Departments of Public Health (P.N.S., J.V.L., S.T.N., J.P., M.K.).
Finnish Institute of Occupational Health, Helsinki (P.N.S., A.V., A.K., S.T.N., J.P., M.K.).
Circulation. 2023 May 23;147(21):1582-1593. doi: 10.1161/CIRCULATIONAHA.122.061183. Epub 2023 Mar 27.
The excess risk of cardiovascular disease associated with a wide array of infectious diseases is unknown. We quantified the short- and long-term risk of major cardiovascular events in people with severe infection and estimated the population-attributable fraction.
We analyzed data from 331 683 UK Biobank participants without cardiovascular disease at baseline (2006-2010) and replicated our main findings in an independent population from 3 prospective cohort studies comprising 271 329 community-dwelling participants from Finland (baseline 1986-2005). Cardiovascular risk factors were measured at baseline. We diagnosed infectious diseases (the exposure) and incident major cardiovascular events after infections, defined as myocardial infarction, cardiac death, or fatal or nonfatal stroke (the outcome) from linkage of participants to hospital and death registers. We computed adjusted hazard ratios (HRs) and 95% CIs for infectious diseases as short- and long-term risk factors for incident major cardiovascular events. We also calculated population-attributable fractions for long-term risk.
In the UK Biobank (mean follow-up, 11.6 years), 54 434 participants were hospitalized for an infection, and 11 649 had an incident major cardiovascular event at follow-up. Relative to participants with no record of infectious disease, those who were hospitalized experienced increased risk of major cardiovascular events, largely irrespective of the type of infection. This association was strongest during the first month after infection (HR, 7.87 [95% CI, 6.36-9.73]), but remained elevated during the entire follow-up (HR, 1.47 [95% CI, 1.40-1.54]). The findings were similar in the replication cohort (HR, 7.64 [95% CI, 5.82-10.03] during the first month; HR, 1.41 [95% CI, 1.34-1.48] during mean follow-up of 19.2 years). After controlling for traditional cardiovascular risk factors, the population-attributable fraction for severe infections and major cardiovascular events was 4.4% in the UK Biobank and 6.1% in the replication cohort.

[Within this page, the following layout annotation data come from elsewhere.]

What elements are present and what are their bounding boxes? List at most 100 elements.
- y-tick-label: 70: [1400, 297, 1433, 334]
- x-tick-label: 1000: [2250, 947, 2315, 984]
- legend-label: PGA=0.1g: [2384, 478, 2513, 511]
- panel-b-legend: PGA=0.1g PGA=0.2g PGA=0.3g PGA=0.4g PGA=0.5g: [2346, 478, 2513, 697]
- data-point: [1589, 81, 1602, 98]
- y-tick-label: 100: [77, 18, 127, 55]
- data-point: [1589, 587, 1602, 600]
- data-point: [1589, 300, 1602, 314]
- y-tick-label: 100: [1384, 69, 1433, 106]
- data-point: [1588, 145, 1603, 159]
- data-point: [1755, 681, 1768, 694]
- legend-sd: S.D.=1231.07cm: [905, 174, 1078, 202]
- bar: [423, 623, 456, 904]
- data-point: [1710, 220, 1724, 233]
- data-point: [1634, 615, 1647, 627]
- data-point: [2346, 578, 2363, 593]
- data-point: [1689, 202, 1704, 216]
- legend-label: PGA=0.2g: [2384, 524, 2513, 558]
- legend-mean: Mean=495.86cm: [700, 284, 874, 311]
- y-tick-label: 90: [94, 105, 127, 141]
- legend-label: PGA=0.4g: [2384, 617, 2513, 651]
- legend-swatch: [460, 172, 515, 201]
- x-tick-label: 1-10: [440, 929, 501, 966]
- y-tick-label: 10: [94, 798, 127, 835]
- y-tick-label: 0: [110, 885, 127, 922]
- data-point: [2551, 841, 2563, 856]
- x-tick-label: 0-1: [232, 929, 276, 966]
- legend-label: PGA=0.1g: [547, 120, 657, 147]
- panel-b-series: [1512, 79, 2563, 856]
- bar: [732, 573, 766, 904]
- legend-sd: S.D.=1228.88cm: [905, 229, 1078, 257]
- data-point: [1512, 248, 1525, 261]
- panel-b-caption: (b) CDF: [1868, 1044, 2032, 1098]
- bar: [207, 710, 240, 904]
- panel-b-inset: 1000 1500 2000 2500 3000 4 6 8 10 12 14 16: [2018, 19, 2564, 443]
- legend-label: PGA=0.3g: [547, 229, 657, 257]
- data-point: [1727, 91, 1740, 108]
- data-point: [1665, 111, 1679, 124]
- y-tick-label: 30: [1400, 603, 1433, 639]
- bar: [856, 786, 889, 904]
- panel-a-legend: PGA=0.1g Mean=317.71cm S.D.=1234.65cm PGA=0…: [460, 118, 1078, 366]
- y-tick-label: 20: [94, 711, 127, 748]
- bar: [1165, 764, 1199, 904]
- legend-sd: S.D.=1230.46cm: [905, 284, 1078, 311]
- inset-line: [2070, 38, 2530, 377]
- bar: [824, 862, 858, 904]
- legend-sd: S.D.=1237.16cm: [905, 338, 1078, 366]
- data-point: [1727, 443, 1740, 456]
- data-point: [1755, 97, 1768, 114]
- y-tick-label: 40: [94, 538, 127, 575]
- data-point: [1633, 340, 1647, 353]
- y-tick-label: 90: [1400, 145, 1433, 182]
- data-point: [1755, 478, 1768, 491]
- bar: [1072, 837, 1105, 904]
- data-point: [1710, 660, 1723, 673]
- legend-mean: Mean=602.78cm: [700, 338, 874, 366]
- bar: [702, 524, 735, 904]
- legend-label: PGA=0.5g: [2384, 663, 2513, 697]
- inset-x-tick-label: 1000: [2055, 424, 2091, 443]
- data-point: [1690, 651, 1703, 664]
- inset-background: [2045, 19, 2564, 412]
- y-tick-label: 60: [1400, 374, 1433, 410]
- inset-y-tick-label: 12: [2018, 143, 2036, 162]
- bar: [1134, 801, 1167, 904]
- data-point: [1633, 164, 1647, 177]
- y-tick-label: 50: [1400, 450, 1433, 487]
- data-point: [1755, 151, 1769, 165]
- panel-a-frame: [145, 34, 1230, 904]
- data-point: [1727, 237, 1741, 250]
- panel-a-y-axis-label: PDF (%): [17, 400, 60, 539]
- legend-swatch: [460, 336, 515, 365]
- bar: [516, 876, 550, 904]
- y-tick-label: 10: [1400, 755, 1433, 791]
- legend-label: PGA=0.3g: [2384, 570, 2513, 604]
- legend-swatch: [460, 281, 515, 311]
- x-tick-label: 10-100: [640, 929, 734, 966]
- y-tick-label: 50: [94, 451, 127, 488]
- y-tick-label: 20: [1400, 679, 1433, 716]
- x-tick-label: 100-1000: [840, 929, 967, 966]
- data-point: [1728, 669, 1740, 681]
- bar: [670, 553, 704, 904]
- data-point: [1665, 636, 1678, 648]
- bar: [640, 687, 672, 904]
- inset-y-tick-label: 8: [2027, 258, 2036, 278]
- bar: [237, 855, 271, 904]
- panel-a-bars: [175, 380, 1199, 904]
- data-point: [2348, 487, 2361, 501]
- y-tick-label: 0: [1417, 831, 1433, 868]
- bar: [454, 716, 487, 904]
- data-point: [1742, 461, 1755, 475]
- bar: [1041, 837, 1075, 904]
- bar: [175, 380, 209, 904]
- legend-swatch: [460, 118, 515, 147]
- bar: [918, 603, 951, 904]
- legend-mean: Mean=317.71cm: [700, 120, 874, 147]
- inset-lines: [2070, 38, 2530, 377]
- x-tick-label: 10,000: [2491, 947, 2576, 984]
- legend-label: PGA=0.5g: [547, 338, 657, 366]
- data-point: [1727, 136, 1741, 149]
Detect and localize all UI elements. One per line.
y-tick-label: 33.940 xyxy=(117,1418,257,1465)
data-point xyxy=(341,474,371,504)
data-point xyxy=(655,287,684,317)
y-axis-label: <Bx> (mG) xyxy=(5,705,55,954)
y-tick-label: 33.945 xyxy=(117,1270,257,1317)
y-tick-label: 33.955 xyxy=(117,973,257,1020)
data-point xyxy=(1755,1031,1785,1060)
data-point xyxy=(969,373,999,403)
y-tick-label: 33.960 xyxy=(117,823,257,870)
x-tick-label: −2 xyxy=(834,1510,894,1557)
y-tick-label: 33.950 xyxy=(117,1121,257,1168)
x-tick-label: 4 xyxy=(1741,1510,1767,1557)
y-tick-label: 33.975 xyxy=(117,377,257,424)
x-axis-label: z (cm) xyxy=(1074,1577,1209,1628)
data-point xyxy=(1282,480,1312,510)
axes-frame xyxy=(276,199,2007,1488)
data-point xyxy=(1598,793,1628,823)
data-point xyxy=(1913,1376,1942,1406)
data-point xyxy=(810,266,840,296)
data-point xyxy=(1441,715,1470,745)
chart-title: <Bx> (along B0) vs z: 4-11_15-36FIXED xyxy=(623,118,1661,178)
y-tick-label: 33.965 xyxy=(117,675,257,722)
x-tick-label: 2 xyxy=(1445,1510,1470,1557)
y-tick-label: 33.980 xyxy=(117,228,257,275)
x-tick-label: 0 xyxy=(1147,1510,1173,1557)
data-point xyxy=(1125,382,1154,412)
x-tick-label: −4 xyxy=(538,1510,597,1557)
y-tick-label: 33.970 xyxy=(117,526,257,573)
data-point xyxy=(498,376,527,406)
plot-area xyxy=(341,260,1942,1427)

Infections severe enough to require hospital treatment were associated with increased risks for major cardiovascular disease events immediately after hospitalization. A small excess risk was also observed in the long-term, but residual confounding cannot be excluded.
大量传染病与心血管疾病风险增加相关,但具体风险尚不清楚。本研究旨在量化严重感染患者发生主要心血管事件的短期和长期风险,并估计人群归因分数。
本研究分析了来自 331683 名无心血管疾病的英国生物库参与者(基线时为 2006-2010 年)的数据,并在包含 271329 名芬兰社区居民的 3 项前瞻性队列研究的独立人群中对主要发现进行了复制(基线时间为 1986-2005 年)。基线时测量了心血管风险因素。通过参与者与医院和死亡登记处的链接,我们诊断了传染病(暴露)和感染后的主要心血管事件(结局),包括心肌梗死、心源性死亡或致命或非致命性卒中。我们计算了感染作为主要心血管事件短期和长期风险因素的调整后的风险比(HR)和 95%置信区间(CI)。我们还计算了长期风险的人群归因分数。
在英国生物库中(中位随访时间为 11.6 年),54434 名参与者因感染住院,11649 名参与者在随访期间发生了主要心血管事件。与无感染记录的参与者相比,住院患者发生主要心血管事件的风险增加,这主要与感染类型无关。这种关联在感染后第一个月最强(HR,7.87[95%CI,6.36-9.73]),但在整个随访期间仍处于较高水平(HR,1.47[95%CI,1.40-1.54])。在复制队列中也发现了类似的结果(感染后第一个月的 HR 为 7.64[95%CI,5.82-10.03];平均随访 19.2 年时的 HR 为 1.41[95%CI,1.34-1.48])。在校正了传统心血管风险因素后,英国生物库中严重感染和主要心血管事件的人群归因分数为 4.4%,在复制队列中为 6.1%。
需要住院治疗的严重感染与住院后立即发生主要心血管疾病事件的风险增加有关。在长期观察中也观察到了一小部分额外风险,但不能排除残余混杂因素的影响。